Author: Win Scott Eckert
Publisher: Monkeybrain
Published: 2005
Total Pages: 0
ISBN-13: 9781932265149
DOWNLOAD EBOOKIn his classic biographies of fictional characters (Tarzan Alive and Doc Savage: His Apocalyptic Life), Hugo- and Nebula-award winning author Philip Jose Farmer introduced the Wold Newton family, a collection of heroes and villains whose family-tree includes Sherlock Holmes, Fu Manchu, Philip Marlowe, and James Bond. In books, stories, and essays he expanded the concept even further, adding more branches to the Wold Newton family-tree. MYTHS FOR THE MODERN AGE: PHILIP JOSE FARMER'S WOLD NEWTON UNIVERSE collects for the first time those rarely-seen essays.

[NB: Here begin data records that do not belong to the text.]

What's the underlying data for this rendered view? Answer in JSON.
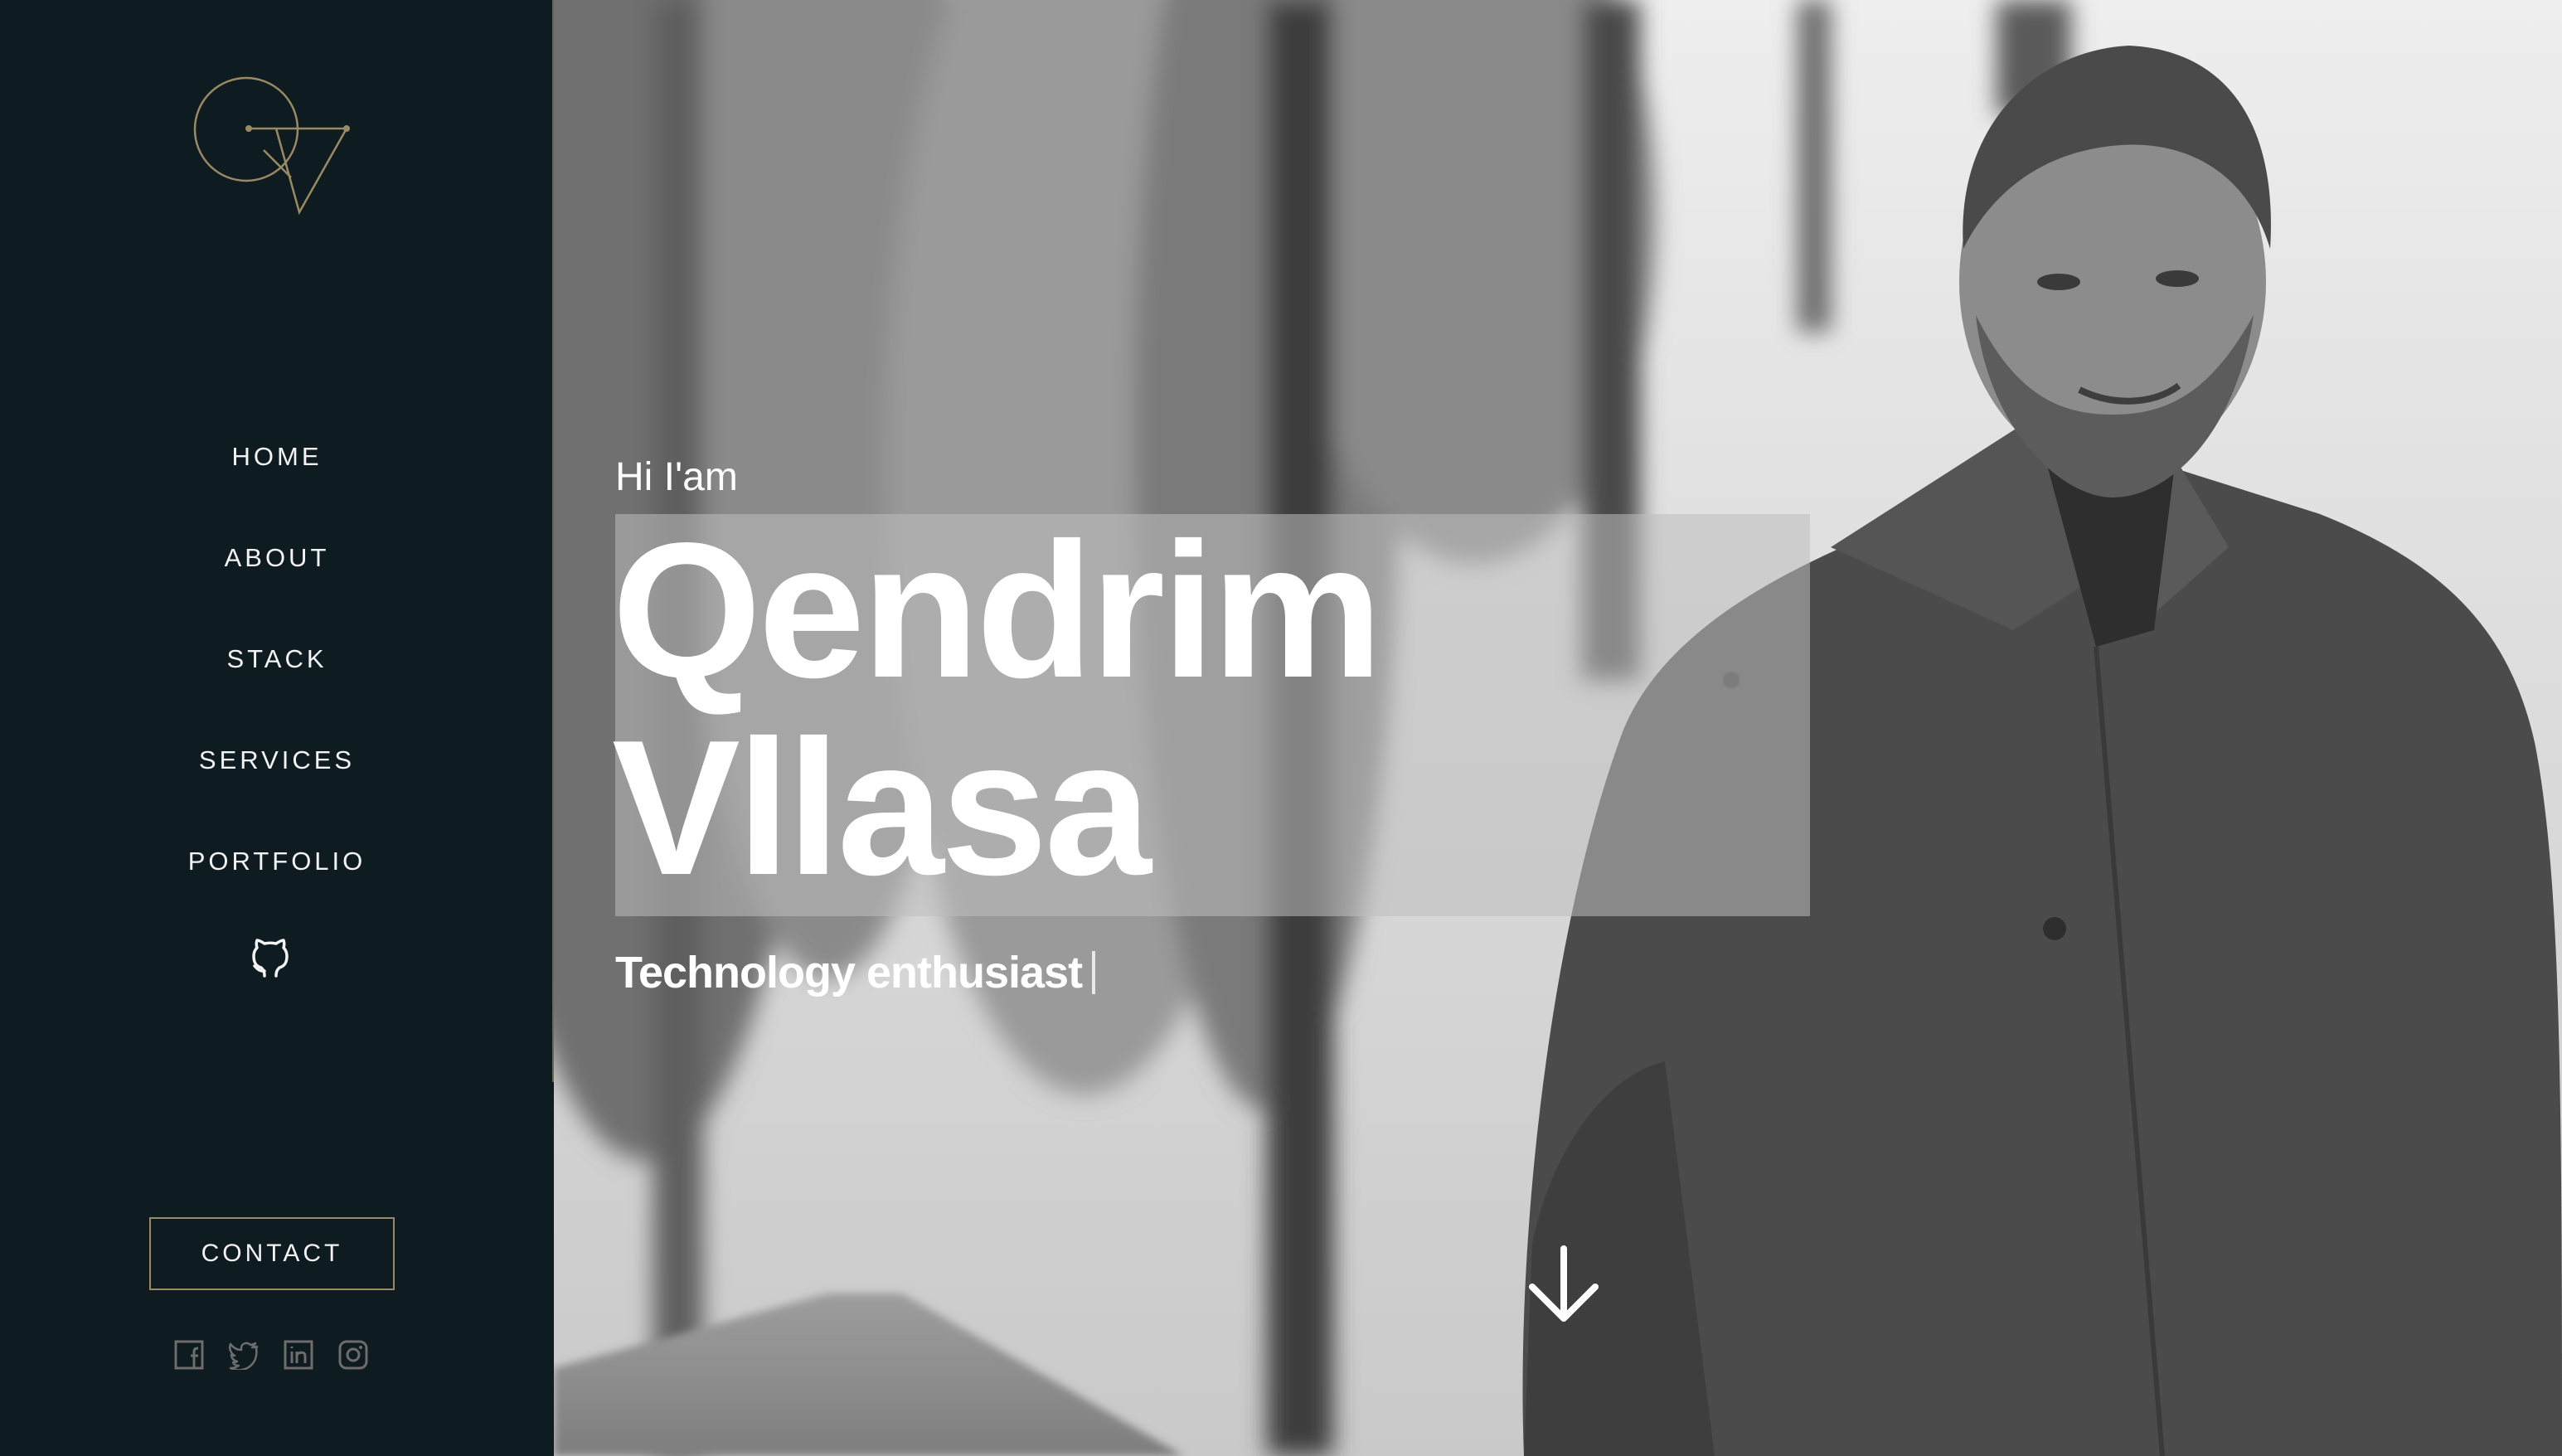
{
  "sidebar": {
    "logo": {
      "icon": "qv-monogram-logo",
      "color": "#9a8a63"
    },
    "nav": [
      {
        "label": "HOME"
      },
      {
        "label": "ABOUT"
      },
      {
        "label": "STACK"
      },
      {
        "label": "SERVICES"
      },
      {
        "label": "PORTFOLIO"
      }
    ],
    "github_icon": "github-icon",
    "contact_label": "CONTACT",
    "socials": [
      "facebook-icon",
      "twitter-icon",
      "linkedin-icon",
      "instagram-icon"
    ]
  },
  "hero": {
    "greeting": "Hi I'am",
    "name_line1": "Qendrim",
    "name_line2": "Vllasa",
    "tagline": "Technology enthusiast",
    "scroll_icon": "arrow-down-icon"
  },
  "colors": {
    "sidebar_bg": "#0e1b20",
    "accent_gold": "#9a8a63",
    "text": "#ffffff"
  }
}
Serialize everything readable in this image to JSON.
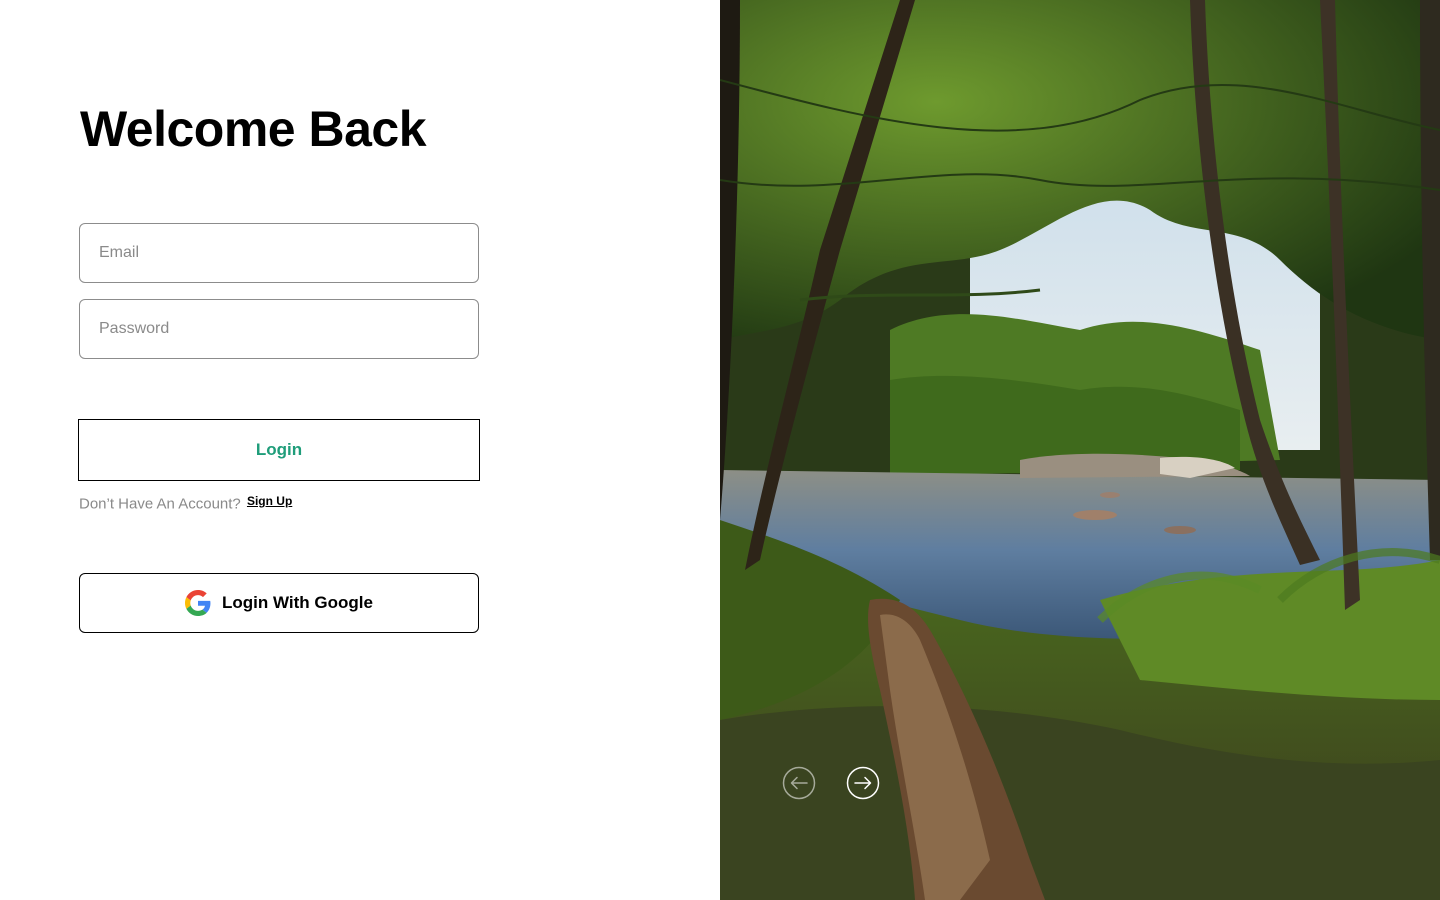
{
  "login": {
    "title": "Welcome Back",
    "email_placeholder": "Email",
    "password_placeholder": "Password",
    "login_label": "Login",
    "signup_prompt": "Don’t Have An Account?",
    "signup_link": "Sign Up",
    "google_label": "Login With Google"
  },
  "carousel": {
    "prev_icon": "arrow-left-circle-icon",
    "next_icon": "arrow-right-circle-icon"
  },
  "colors": {
    "accent": "#1f9d7a",
    "text": "#000000",
    "muted": "#8a8a8a",
    "field_border": "#8c8c8c"
  }
}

Expanding the family even farther are contributions from Farmer's successors-scholars, writers, and pop-culture historians-who bring even more fictional characters into the fold.
Author: Erik Davis
Publisher: North Atlantic Books
Published: 2015-03-17
Total Pages: 457
ISBN-13: 1583949305
DOWNLOAD EBOOKTechGnosis is a cult classic of media studies that straddles the line between academic discourse and popular culture; it appeals to both those secular and spiritual, to fans of cyberpunk and hacker literature and culture as much as new-thought adherents and spiritual seekers How does our fascination with technology intersect with the religious imagination? In TechGnosis—a cult classic now updated and reissued with a new afterword—Erik Davis argues that while the realms of the digital and the spiritual may seem worlds apart, esoteric and religious impulses have in fact always permeated (and sometimes inspired) technological communication. Davis uncovers startling connections between such seemingly disparate topics as electricity and alchemy; online roleplaying games and religious and occult practices; virtual reality and gnostic mythology; programming languages and Kabbalah. The final chapters address the apocalyptic dreams that haunt technology, providing vital historical context as well as new ways to think about a future defined by the mutant intermingling of mind and machine, nightmare and fantasy.